As mesmas pesquisas apontam que, entre Serra e Alckmin, o prefeito paulista pode ser o mais prejudicado, se a estratégia for levada a cabo pelo PT, por ter uma maior identificação com o ex-presidente. Serra foi ministro do Planejamento, da Saúde e candidato de FH nas eleições de 2002. Daí, o receio no Planalto do imponderável que pode se tornar uma eventual candidatura Geraldo Alckmin.

Foi a partir desses levantamentos, que Lula, orientado pelo publicitário e jornalista João Santana, passou a comparar os números de seu governo com o do antecessor. É fazendo o povo se lembrar dos últimos anos do governo FH que o Planalto espera neutralizar os avanços do prefeito de São Paulo, José Serra, e do governador Geraldo Alckmin, possíveis candidatos do partido à Presidência da República.

O pontapé inicial foi dado durante a semana.
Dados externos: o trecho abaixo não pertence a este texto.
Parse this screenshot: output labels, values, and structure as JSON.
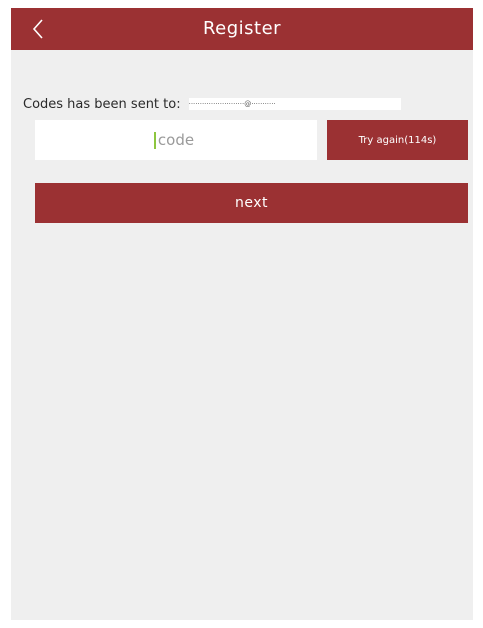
{
  "header": {
    "title": "Register",
    "back_icon": "chevron-left-icon"
  },
  "verification": {
    "sent_label": "Codes has been sent to:",
    "sent_target": "·························@···········",
    "code_value": "",
    "code_placeholder": "code",
    "retry_label": "Try again(114s)"
  },
  "actions": {
    "next_label": "next"
  },
  "colors": {
    "brand": "#9b3133",
    "background": "#efefef",
    "caret": "#8dc63f"
  }
}
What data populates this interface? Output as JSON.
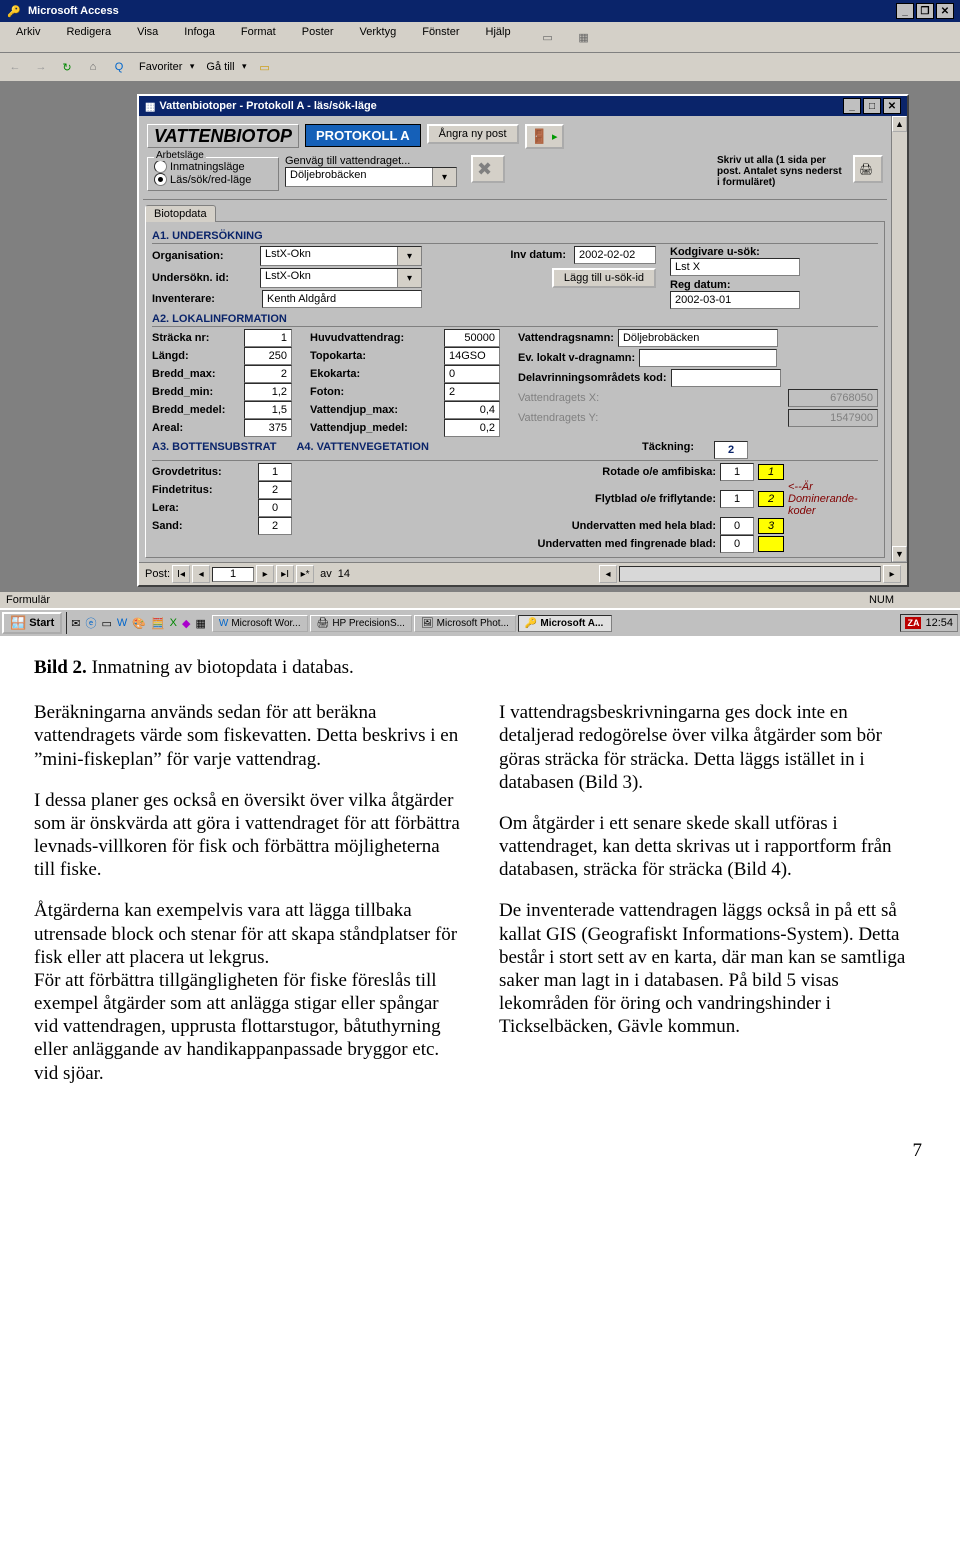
{
  "app": {
    "title": "Microsoft Access"
  },
  "menu": {
    "arkiv": "Arkiv",
    "redigera": "Redigera",
    "visa": "Visa",
    "infoga": "Infoga",
    "format": "Format",
    "poster": "Poster",
    "verktyg": "Verktyg",
    "fonster": "Fönster",
    "hjalp": "Hjälp"
  },
  "toolbar2": {
    "favoriter": "Favoriter",
    "gatill": "Gå till"
  },
  "form_window": {
    "title": "Vattenbiotoper - Protokoll A - läs/sök-läge",
    "logo": "VATTENBIOTOP",
    "protokoll": "PROTOKOLL A",
    "angra": "Ångra ny post",
    "arbetslage_legend": "Arbetsläge",
    "radio1": "Inmatningsläge",
    "radio2": "Läs/sök/red-läge",
    "genvag_label": "Genväg till vattendraget...",
    "genvag_value": "Döljebrobäcken",
    "skriv_ut": "Skriv ut alla (1 sida per post. Antalet syns nederst i formuläret)",
    "tab": "Biotopdata",
    "a1": {
      "title": "A1. UNDERSÖKNING",
      "organisation_l": "Organisation:",
      "organisation_v": "LstX-Okn",
      "undersokn_l": "Undersökn. id:",
      "undersokn_v": "LstX-Okn",
      "inventer_l": "Inventerare:",
      "inventer_v": "Kenth Aldgård",
      "invdatum_l": "Inv datum:",
      "invdatum_v": "2002-02-02",
      "laggtill": "Lägg till u-sök-id",
      "kodgivare_l": "Kodgivare u-sök:",
      "kodgivare_v": "Lst X",
      "regdatum_l": "Reg datum:",
      "regdatum_v": "2002-03-01"
    },
    "a2": {
      "title": "A2. LOKALINFORMATION",
      "stracka_l": "Sträcka nr:",
      "stracka_v": "1",
      "langd_l": "Längd:",
      "langd_v": "250",
      "bredd_max_l": "Bredd_max:",
      "bredd_max_v": "2",
      "bredd_min_l": "Bredd_min:",
      "bredd_min_v": "1,2",
      "bredd_medel_l": "Bredd_medel:",
      "bredd_medel_v": "1,5",
      "areal_l": "Areal:",
      "areal_v": "375",
      "huvudvatten_l": "Huvudvattendrag:",
      "huvudvatten_v": "50000",
      "topokarta_l": "Topokarta:",
      "topokarta_v": "14GSO",
      "ekokarta_l": "Ekokarta:",
      "ekokarta_v": "0",
      "foton_l": "Foton:",
      "foton_v": "2",
      "vdjupmax_l": "Vattendjup_max:",
      "vdjupmax_v": "0,4",
      "vdjupmed_l": "Vattendjup_medel:",
      "vdjupmed_v": "0,2",
      "vnamn_l": "Vattendragsnamn:",
      "vnamn_v": "Döljebrobäcken",
      "evlokalt_l": "Ev. lokalt v-dragnamn:",
      "evlokalt_v": "",
      "delavrin_l": "Delavrinningsområdets kod:",
      "delavrin_v": "",
      "vx_l": "Vattendragets X:",
      "vx_v": "6768050",
      "vy_l": "Vattendragets Y:",
      "vy_v": "1547900"
    },
    "a3": {
      "title": "A3. BOTTENSUBSTRAT",
      "grov_l": "Grovdetritus:",
      "grov_v": "1",
      "find_l": "Findetritus:",
      "find_v": "2",
      "lera_l": "Lera:",
      "lera_v": "0",
      "sand_l": "Sand:",
      "sand_v": "2"
    },
    "a4": {
      "title": "A4. VATTENVEGETATION",
      "tack_l": "Täckning:",
      "tack_v": "2",
      "rot_l": "Rotade o/e amfibiska:",
      "rot_v": "1",
      "rot_k": "1",
      "flyt_l": "Flytblad o/e friflytande:",
      "flyt_v": "1",
      "flyt_k": "2",
      "uvhel_l": "Undervatten med hela blad:",
      "uvhel_v": "0",
      "uvhel_k": "3",
      "uvfin_l": "Undervatten med fingrenade blad:",
      "uvfin_v": "0",
      "yellow_note": "<--Är Dominerande-koder"
    },
    "recnav": {
      "prefix": "Post:",
      "cur": "1",
      "of": "av",
      "total": "14"
    }
  },
  "statusbar": {
    "left": "Formulär",
    "num": "NUM"
  },
  "taskbar": {
    "start": "Start",
    "t1": "Microsoft Wor...",
    "t2": "HP PrecisionS...",
    "t3": "Microsoft Phot...",
    "t4": "Microsoft A...",
    "time": "12:54"
  },
  "doc": {
    "caption_b": "Bild 2.",
    "caption_rest": " Inmatning av biotopdata i databas.",
    "left": {
      "p1": "Beräkningarna används sedan för att beräkna vattendragets värde som fiskevatten. Detta beskrivs i en ”mini-fiskeplan” för varje vattendrag.",
      "p2": "I dessa planer ges också en översikt över vilka åtgärder som är önskvärda att göra i vattendraget för att förbättra levnads-villkoren för fisk och förbättra möjligheterna till fiske.",
      "p3": "Åtgärderna kan exempelvis vara att lägga tillbaka utrensade block och stenar för att skapa ståndplatser för fisk eller att placera ut lekgrus.",
      "p4": "För att förbättra tillgängligheten för fiske föreslås till exempel åtgärder som att anlägga stigar eller spångar vid vattendragen, upprusta flottarstugor, båtuthyrning eller anläggande av handikappanpassade bryggor etc. vid sjöar."
    },
    "right": {
      "p1": "I vattendragsbeskrivningarna ges dock inte en detaljerad redogörelse över vilka åtgärder som bör göras sträcka för sträcka. Detta läggs istället in i databasen (Bild 3).",
      "p2": "Om åtgärder i ett senare skede skall utföras i vattendraget, kan detta skrivas ut i rapportform från databasen, sträcka för sträcka (Bild 4).",
      "p3": "De inventerade vattendragen läggs också in på ett så kallat GIS (Geografiskt Informations-System). Detta består i stort sett av en karta, där man kan se samtliga saker man lagt in i databasen. På bild 5 visas lekområden för öring och vandringshinder i Tickselbäcken, Gävle kommun."
    },
    "page": "7"
  }
}
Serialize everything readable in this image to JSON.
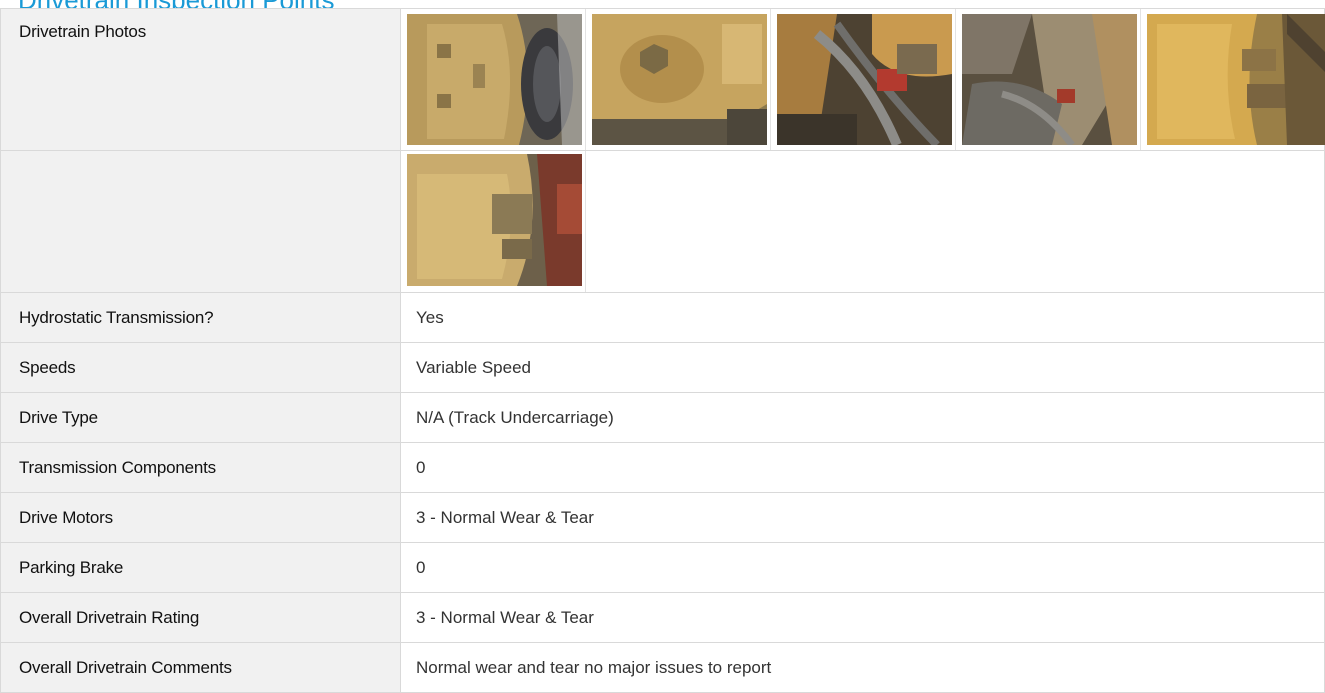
{
  "section_title": "Drivetrain Inspection Points",
  "photos": {
    "label": "Drivetrain Photos",
    "count": 6,
    "items": [
      {
        "name": "drivetrain-photo-1"
      },
      {
        "name": "drivetrain-photo-2"
      },
      {
        "name": "drivetrain-photo-3"
      },
      {
        "name": "drivetrain-photo-4"
      },
      {
        "name": "drivetrain-photo-5"
      },
      {
        "name": "drivetrain-photo-6"
      }
    ]
  },
  "rows": [
    {
      "label": "Hydrostatic Transmission?",
      "value": "Yes"
    },
    {
      "label": "Speeds",
      "value": "Variable Speed"
    },
    {
      "label": "Drive Type",
      "value": "N/A (Track Undercarriage)"
    },
    {
      "label": "Transmission Components",
      "value": "0"
    },
    {
      "label": "Drive Motors",
      "value": "3 - Normal Wear & Tear"
    },
    {
      "label": "Parking Brake",
      "value": "0"
    },
    {
      "label": "Overall Drivetrain Rating",
      "value": "3 - Normal Wear & Tear"
    },
    {
      "label": "Overall Drivetrain Comments",
      "value": "Normal wear and tear no major issues to report"
    }
  ],
  "colors": {
    "title": "#1a9ad6",
    "label_bg": "#f1f1f1",
    "border": "#d9d9d9"
  }
}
Em pronunciamento em cadeia nacional de rádio e TV de 11 minutos de duração, Lula discorreu sobre a importância da quitação da dívida com o FMI (Fundo Monetário Internacional) e aproveitou para citar uma série de outras conquistas de seu governo, como maior distribuição da riqueza nacional; aumento de empregos com carteira assinada e da massa salarial; os recordes mensais nas exportações; e os investimentos históricos na área social, que saltaram de R$ 7 bilhões em 2002 (último ano do presidente Fernando Henrique Cardoso) para R$ 22 bilhões em 2006 ¿ dinheiro que, segundo Lula, beneficia diretamente 40 milhões de pessoas no país.

Pesquisa Ibope divulgada quinta-feira foi coerente com essa avaliação. O Ibope simulou uma disputa presidencial entre Lula e seu antecessor, Fernando Henrique Cardoso. Resultado: o ex-presidente teria hoje 14% das intenções de voto contra 38% de Lula e 15% do ex-governador do Rio Anthony Garotinho (PMDB).

A conveniência da participação de Fernando Henrique na campanha também chegou a ser discutida pelos mais emplumados tucanos durante as eleições de 2002. O temor era de que surtisse efeito inverso ao esperado. Ao fim e ao cabo, a contribuição do ex-presidente à campanha de Serra se limitou a uma declaração de apoio no horário eleitoral gratuito.